The installer will refuse to overwrite an existing installation, if present. If this happens, you can force the install like this:

$ curl -sSL https://perlang.org/install | sh -s -- --force

The installer will download the latest Perlang build and unpack it in a folder under ~/.perlang. It will also print some instructions about how to add the Perlang toolchain to your $PATH.

Hello World

// hello_world.per
print "Hello World";

Running this will give you the following:

$ perlang hello_world.per
Hello World

Printing the first 1000 digits of pi

The first digit printed is 3, and the first 999 decimals is then printed immediately after.

var digits = 1000;

var i = 1;
var x = 3 * (10 ** (digits + 20));
var pi = x;

while (x > 0) {
    x = x * i / ((i + 1) * 4);
    pi += (x / (i + 2));
    i += 2;
}

print(pi / (10 ** 20));

Further reading

More details

Building from source

Note: this is not required for writing Perlang programs.
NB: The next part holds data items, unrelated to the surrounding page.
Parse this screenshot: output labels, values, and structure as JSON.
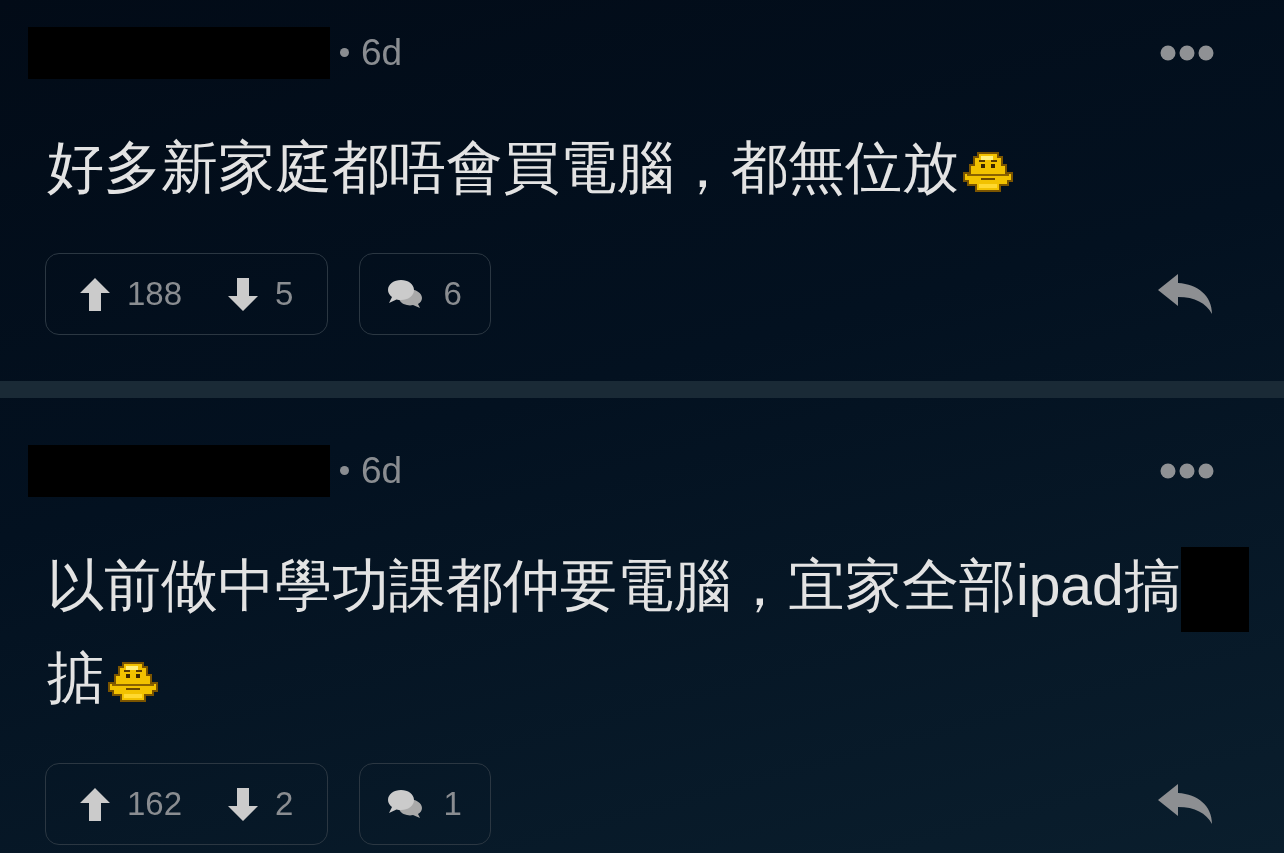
{
  "comments": [
    {
      "author_redacted": true,
      "time": "6d",
      "body": [
        {
          "kind": "text",
          "text": "好多新家庭都唔會買電腦，都無位放"
        },
        {
          "kind": "emoji"
        }
      ],
      "upvotes": "188",
      "downvotes": "5",
      "replies": "6"
    },
    {
      "author_redacted": true,
      "time": "6d",
      "body": [
        {
          "kind": "text",
          "text": "以前做中學功課都仲要電腦，宜家全部ipad搞"
        },
        {
          "kind": "redaction"
        },
        {
          "kind": "text",
          "text": "掂"
        },
        {
          "kind": "emoji"
        }
      ],
      "upvotes": "162",
      "downvotes": "2",
      "replies": "1"
    }
  ]
}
These steps are required if you want to make changes to the Perlang code itself.

Installing prerequisites for building

$ sudo apt-get install \
      dotnet-sdk-7.0 \
      make \
      ruby

Building the Perlang tooling

$ git clone https://gitlab.perlang.org/perlang/perlang.git
$ cd perlang
$ make

You should now have a perlang executable. Run make run to run it. If you are brave, make install (currently Linux only) will put binaries in a path under ~/.perlang which you can put in your $PATH so you can easily use it from anywhere.
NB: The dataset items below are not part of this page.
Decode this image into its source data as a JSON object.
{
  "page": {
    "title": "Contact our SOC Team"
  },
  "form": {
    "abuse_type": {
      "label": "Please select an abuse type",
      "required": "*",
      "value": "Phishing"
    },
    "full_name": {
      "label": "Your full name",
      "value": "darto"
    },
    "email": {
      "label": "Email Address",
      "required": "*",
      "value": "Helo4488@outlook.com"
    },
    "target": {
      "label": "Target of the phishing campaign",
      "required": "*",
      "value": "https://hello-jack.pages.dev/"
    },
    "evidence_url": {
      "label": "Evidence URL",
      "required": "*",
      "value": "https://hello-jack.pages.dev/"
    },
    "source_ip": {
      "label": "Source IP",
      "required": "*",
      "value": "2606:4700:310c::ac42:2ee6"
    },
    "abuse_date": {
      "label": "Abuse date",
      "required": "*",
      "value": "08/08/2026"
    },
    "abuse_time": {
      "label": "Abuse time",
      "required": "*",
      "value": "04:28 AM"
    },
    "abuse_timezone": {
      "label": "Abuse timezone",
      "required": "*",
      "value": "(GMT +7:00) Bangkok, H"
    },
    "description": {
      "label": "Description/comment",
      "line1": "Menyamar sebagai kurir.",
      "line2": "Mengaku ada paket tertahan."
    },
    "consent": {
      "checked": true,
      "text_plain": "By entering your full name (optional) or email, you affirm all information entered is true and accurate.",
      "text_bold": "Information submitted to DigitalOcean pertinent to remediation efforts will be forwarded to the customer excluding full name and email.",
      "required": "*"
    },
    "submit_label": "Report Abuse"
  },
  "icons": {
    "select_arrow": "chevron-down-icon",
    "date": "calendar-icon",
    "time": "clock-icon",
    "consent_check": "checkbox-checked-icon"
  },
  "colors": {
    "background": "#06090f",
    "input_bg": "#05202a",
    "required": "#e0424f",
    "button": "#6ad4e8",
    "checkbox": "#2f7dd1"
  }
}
Note: this script uses the same folder (~/.perlang/nightly/bin) as the nightly build installer. Any previous version will be overwritten without prompting. This means that if you have previously installed a nightly build and added the folder to your $PATH, the version installed with make install will now be available in the $PATH instead of the previous nightly version.

Documentation

Building the docs

Install the DocFX prerequisites, including the Mono runtime. You should then be able to run the following:

$ npm install -g live-server
$ make docs
$ make docs-serve

When you make changes to the documentation, run make docs to regenerate them. The live-server process which is started by make docs-serve will conveniently make your browser auto-reload the changes.
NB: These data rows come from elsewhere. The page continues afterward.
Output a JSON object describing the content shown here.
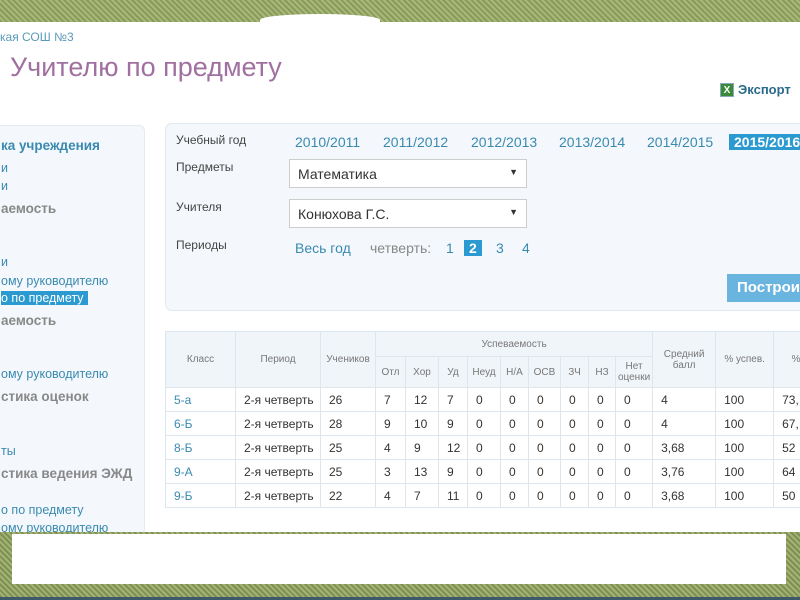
{
  "school": "кая СОШ №3",
  "title": "Учителю по предмету",
  "export_label": "Экспорт",
  "sidebar": {
    "items": [
      {
        "label": "ка учреждения",
        "style": "b blue"
      },
      {
        "label": "и",
        "style": ""
      },
      {
        "label": "и",
        "style": ""
      },
      {
        "label": "аемость",
        "style": "b"
      },
      {
        "label": "и",
        "style": ""
      },
      {
        "label": "ому руководителю",
        "style": ""
      },
      {
        "label": "о по предмету",
        "style": "sel"
      },
      {
        "label": "аемость",
        "style": "b"
      },
      {
        "label": "ому руководителю",
        "style": ""
      },
      {
        "label": "стика оценок",
        "style": "b"
      },
      {
        "label": "ты",
        "style": ""
      },
      {
        "label": "стика ведения ЭЖД",
        "style": "b"
      },
      {
        "label": "о по предмету",
        "style": ""
      },
      {
        "label": "ому руководителю",
        "style": ""
      }
    ]
  },
  "filters": {
    "year_label": "Учебный год",
    "years": [
      "2010/2011",
      "2011/2012",
      "2012/2013",
      "2013/2014",
      "2014/2015",
      "2015/2016"
    ],
    "selected_year": "2015/2016",
    "subject_label": "Предметы",
    "subject_value": "Математика",
    "teacher_label": "Учителя",
    "teacher_value": "Конюхова Г.С.",
    "periods_label": "Периоды",
    "whole_year": "Весь год",
    "quarter_label": "четверть:",
    "quarters": [
      "1",
      "2",
      "3",
      "4"
    ],
    "selected_quarter": "2",
    "build_label": "Построить"
  },
  "table": {
    "headers": {
      "class": "Класс",
      "period": "Период",
      "students": "Учеников",
      "progress": "Успеваемость",
      "avg": "Средний балл",
      "pct_success": "% успев.",
      "pct_quality": "% к"
    },
    "sub_headers": [
      "Отл",
      "Хор",
      "Уд",
      "Неуд",
      "Н/А",
      "ОСВ",
      "ЗЧ",
      "НЗ",
      "Нет оценки"
    ],
    "rows": [
      [
        "5-а",
        "2-я четверть",
        "26",
        "7",
        "12",
        "7",
        "0",
        "0",
        "0",
        "0",
        "0",
        "0",
        "4",
        "100",
        "73,"
      ],
      [
        "6-Б",
        "2-я четверть",
        "28",
        "9",
        "10",
        "9",
        "0",
        "0",
        "0",
        "0",
        "0",
        "0",
        "4",
        "100",
        "67,"
      ],
      [
        "8-Б",
        "2-я четверть",
        "25",
        "4",
        "9",
        "12",
        "0",
        "0",
        "0",
        "0",
        "0",
        "0",
        "3,68",
        "100",
        "52"
      ],
      [
        "9-А",
        "2-я четверть",
        "25",
        "3",
        "13",
        "9",
        "0",
        "0",
        "0",
        "0",
        "0",
        "0",
        "3,76",
        "100",
        "64"
      ],
      [
        "9-Б",
        "2-я четверть",
        "22",
        "4",
        "7",
        "11",
        "0",
        "0",
        "0",
        "0",
        "0",
        "0",
        "3,68",
        "100",
        "50"
      ]
    ]
  }
}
If you want to continuously rebuild documentation, run make docs-autobuild in a separate terminal window. This does not currently work flawlessly, so the make docs approach is preferable.

Published builds

Each commit to the master branch triggers a build that gets published as a set of .tar.gz files at https://builds.perlang.org (CDN sponsored by Fastly). Binaries are available for Linux, macOS and Windows. These builds can be installed using the perlang-install script mentioned earlier in this guide.

License

MIT (Expat)

perlang-install is originally based on rustup-init, which is also licensed under the MIT license. Copyright (c) 2016 The Rust Project Developers.

src/Perlang.Stdlib/Stdlib/Posix.cs includes content from the NetBSD project, licensed under the 3-clause BSD license. Copyright (c) 1980, 1991, 1993 The Regents of the University of California. All rights reserved.

src/stdlib/src/bigint.hpp includes content from Syed Faheel Ahmad's BigInt library, available at https://github.com/faheel/BigInt, licensed under the terms of the MIT license. Copyright (c) 2017 - 2018 Syed Faheel Ahmad.

src/stdlib/src/libtommath includes content from libtommath (https://github.com/libtom/libtommath), licensed under the Unlicense (http://unlicense.org).

src/stdlib/src/fmt includes content from the {fmt} library, available at https://github.com/fmtlib/fmt, licensed under the MIT license. Copyright (c) 2012 - present, Victor Zverovich and {fmt} contributors.

Third-party libraries

The src/stdlib directory uses Catch2 for unit testing, which is available under the Boost Software License 1.0.

Disclaimer

THE SOFTWARE IS PROVIDED "AS IS", WITHOUT WARRANTY OF ANY KIND, EXPRESS OR IMPLIED, INCLUDING BUT NOT LIMITED TO THE WARRANTIES OF MERCHANTABILITY, FITNESS FOR A PARTICULAR PURPOSE AND NONINFRINGEMENT. IN NO EVENT SHALL THE AUTHORS OR COPYRIGHT HOLDERS BE LIABLE FOR ANY CLAIM, DAMAGES OR OTHER LIABILITY, WHETHER IN AN ACTION OF CONTRACT, TORT OR OTHERWISE, ARISING FROM, OUT OF OR IN CONNECTION WITH THE SOFTWARE OR THE USE OR OTHER DEALINGS IN THE SOFTWARE.